Any suggestions and teaching schedules would be welcome.

  • asking how to teach is equally off-topic as asking how to learn - this Stack is dedicated to the Russian language, not for methodologies of teaching it. Also this question by definition can not have a single accepted answer.
    – shabunc
    Sep 10 '17 at 12:32

For teaching resources, you should look at our resource page.

Use a course book I would suggest that you go to any large bookshop and go through course books and find the one that you like the most. You should buy it (or maybe find it online) and follow it. All your students should have a copy of the book, or at least should keep the print-out pages you give them, because without it, students may feel lost and do not get a coherent learning experience.

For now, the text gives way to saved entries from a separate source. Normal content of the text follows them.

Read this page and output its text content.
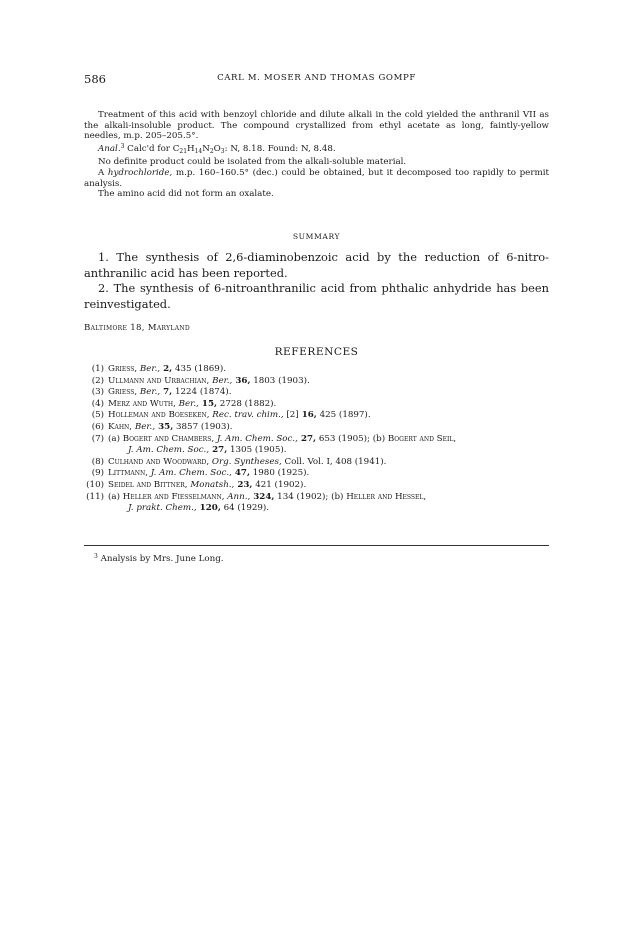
586	CARL M. MOSER AND THOMAS GOMPF

Treatment of this acid with benzoyl chloride and dilute alkali in the cold yielded the anthranil VII as the alkali-insoluble product. The compound crystallized from ethyl acetate as long, faintly-yellow needles, m.p. 205–205.5°.

Anal.$^3$ Calc'd for $C_{21}H_{14}N_2O_3$: N, 8.18. Found: N, 8.48.

No definite product could be isolated from the alkali-soluble material.

A hydrochloride, m.p. 160–160.5° (dec.) could be obtained, but it decomposed too rapidly to permit analysis.

The amino acid did not form an oxalate.

SUMMARY

1. The synthesis of 2,6-diaminobenzoic acid by the reduction of 6-nitro-anthranilic acid has been reported.

2. The synthesis of 6-nitroanthranilic acid from phthalic anhydride has been reinvestigated.

Baltimore 18, Maryland
REFERENCES
(1) Griess, Ber., 2, 435 (1869).
(2) Ullmann and Urbachian, Ber., 36, 1803 (1903).
(3) Griess, Ber., 7, 1224 (1874).
(4) Merz and Wuth, Ber., 15, 2728 (1882).
(5) Holleman and Boeseken, Rec. trav. chim., [2] 16, 425 (1897).
(6) Kahn, Ber., 35, 3857 (1903).
(7) (a) Bogert and Chambers, J. Am. Chem. Soc., 27, 653 (1905); (b) Bogert and Seil,
J. Am. Chem. Soc., 27, 1305 (1905).
(8) Culhand and Woodward, Org. Syntheses, Coll. Vol. I, 408 (1941).
(9) Littmann, J. Am. Chem. Soc., 47, 1980 (1925).
(10) Seidel and Bittner, Monatsh., 23, 421 (1902).
(11) (a) Heller and Fiesselmann, Ann., 324, 134 (1902); (b) Heller and Hessel,
J. prakt. Chem., 120, 64 (1929).
$^3$ Analysis by Mrs. June Long.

The most obvious advantages of following the course other people designed is that you already have texts, dialogues, exercises, vocabulary and grammar selected, explained and prepared for the needs of your students. For example, the book might introduce the locative case together with countries and continents names and questions like "where are you from?" and "Where is the library", so you don't have to match grammar with fitting topics, come up with the rules you only know intuitively, find examples to illustrate your points, etc.

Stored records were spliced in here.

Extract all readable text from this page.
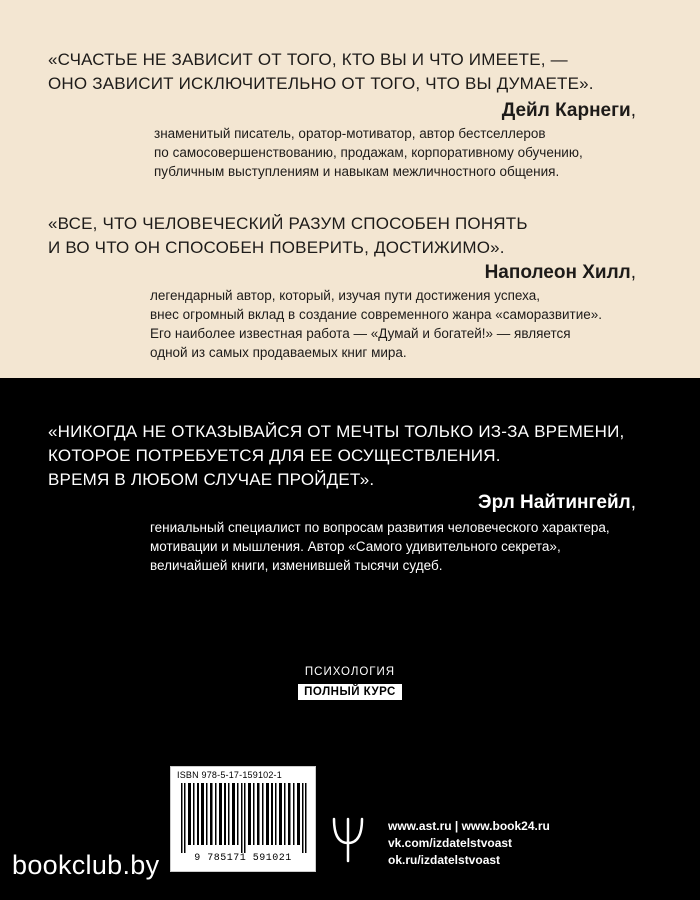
«СЧАСТЬЕ НЕ ЗАВИСИТ ОТ ТОГО, КТО ВЫ И ЧТО ИМЕЕТЕ, —
ОНО ЗАВИСИТ ИСКЛЮЧИТЕЛЬНО ОТ ТОГО, ЧТО ВЫ ДУМАЕТЕ».

Дейл Карнеги,

знаменитый писатель, оратор-мотиватор, автор бестселлеров
по самосовершенствованию, продажам, корпоративному обучению,
публичным выступлениям и навыкам межличностного общения.

«ВСЕ, ЧТО ЧЕЛОВЕЧЕСКИЙ РАЗУМ СПОСОБЕН ПОНЯТЬ
И ВО ЧТО ОН СПОСОБЕН ПОВЕРИТЬ, ДОСТИЖИМО».

Наполеон Хилл,

легендарный автор, который, изучая пути достижения успеха,
внес огромный вклад в создание современного жанра «саморазвитие».
Его наиболее известная работа — «Думай и богатей!» — является
одной из самых продаваемых книг мира.

«НИКОГДА НЕ ОТКАЗЫВАЙСЯ ОТ МЕЧТЫ ТОЛЬКО ИЗ-ЗА ВРЕМЕНИ,
КОТОРОЕ ПОТРЕБУЕТСЯ ДЛЯ ЕЕ ОСУЩЕСТВЛЕНИЯ.
ВРЕМЯ В ЛЮБОМ СЛУЧАЕ ПРОЙДЕТ».

Эрл Найтингейл,

гениальный специалист по вопросам развития человеческого характера,
мотивации и мышления. Автор «Самого удивительного секрета»,
величайшей книги, изменившей тысячи судеб.

ПСИХОЛОГИЯ
ПОЛНЫЙ КУРС
ISBN 978-5-17-159102-1
9 785171 591021
www.ast.ru | www.book24.ru
vk.com/izdatelstvoast
ok.ru/izdatelstvoast
bookclub.by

You can always add your own material You don't have to stick to everything they put in the book, and furthermore, you can add more texts or dialogues. If you do, be sure not to use more than 10-20 new words and 1-2 grammar elements per text. For dialogues this number is even lower, up to 8 words, I'd say, especially in the beginning of the course. Also, you should make your students learn dialogues by heart. Knowing phrases like "Привет, меня зовут...", "Как добраться до...", "Тише едешь, дальше будешь" and even "Боже мой!" will help immensely and will give the feeling that they can already say something in Russian, even though they do not really know what "меня" means and what case it is.

You can also add own exercises. You might need it if the book only contains translation exercises and you want your students to talk. Ask them to compose dialogues, describe things they see, like or know, ask each other for directions, make compliments to each other, etc., whatever fits the topic of your current chapter.

Don't give up on the written language I'd suggest that you don't give up on reading so easily, because while the Cyrillic alphabet may be difficult to learn, reading is the easiest way to maintain and improve the language. Also, learning new words without being able to write them down is tough.

Regular and easy lessons are best And finally, short regular lessons are better than long, but sporadic ones. Without regularity, nothing will work out. Also, too little new material is better than too much. It is better to take things slowly and after 3 lessons ask your students if they like the pace and whether they'd prefer to do more.